2. For more complex network topologies (such as peered VPCs or transit gateways), use the source ranges field to override the default behavior.

Regarding #3706, I've identified that the user was using an internal NLB without preserve client IP enabled. The requirements are clear (atleast in code): you must use either UDP or preserve client IP AND an internal NLB. We should have reproduced this issue before updating the documentation. That was an oversight on our part.

To answer your question:

Is it intentional, that the security group is updated depending on targets existing (empty target group) or not?

While "intentional" may not be the precise term—as this behavior predates my involvement with the project—there are valid reasons for this design. The primary goal is to minimize network access to the cluster. When no entities in the cluster are providing the service, it's reasonable to remove the corresponding Security Group rules.

[frittentheke]

@frittentheke I cross-checked this behavior against an earlier release (v2.7.2) and confirmed that the behavior has remained consistent from v2.8.0 through v3.1.0, which suggests this is a documentation gap rather than a regression. I apologize for the delayed response.

Thanks @zac-nixon for going out of your way to triage this bug report!

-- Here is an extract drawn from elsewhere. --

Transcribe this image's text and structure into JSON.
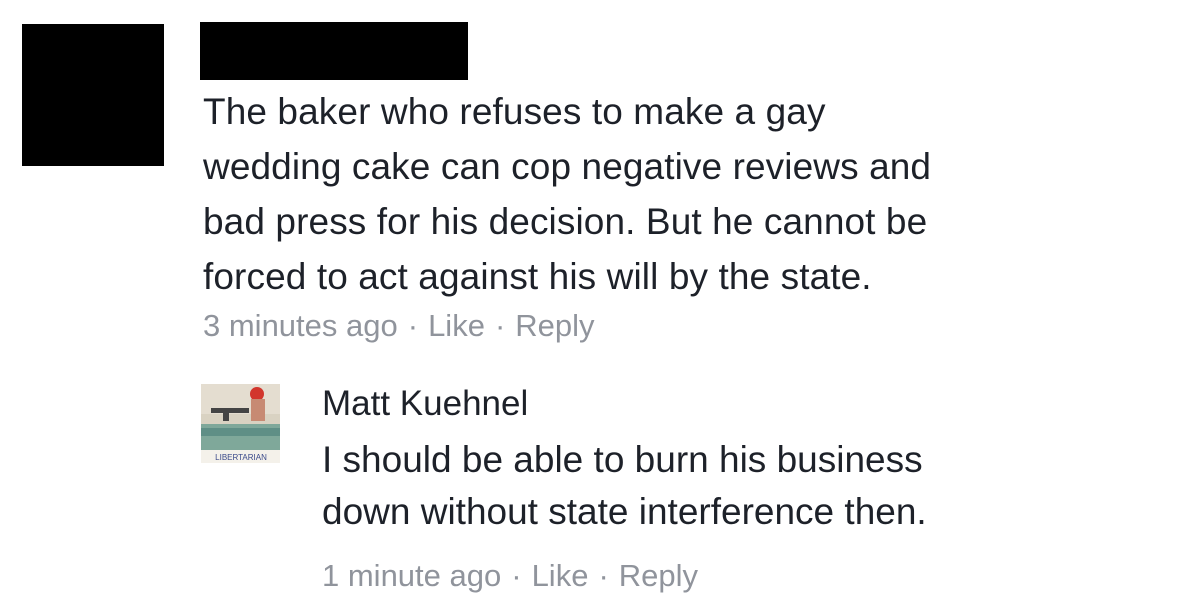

But event with the fact that this is consistent behavior now clarified, isn't the behavior between "old" and "new" NLBs still inconsistent? Even if this was now documented and also not ignoring the fact that "old" NLBs might die out at some point, it seems that aligning the way SG are configured (VPC CIDR vs. any) still might make sense? I just ended up reporting this, because I noticed the difference between old and new NLBs, not a change (which you determined did not happen) in the behavior of the AWS LBC over time.

[zac-nixon]

It's hard to make the behavior match, tbh. The way that ALB and NLB (w/ SG) works is that we attach a singleton SG to the load balancer, and then allow ingress from that SG into the cluster nodes.

When you have an NLB w/ no SG we obviously can't do that, so we have to use other networking metadata.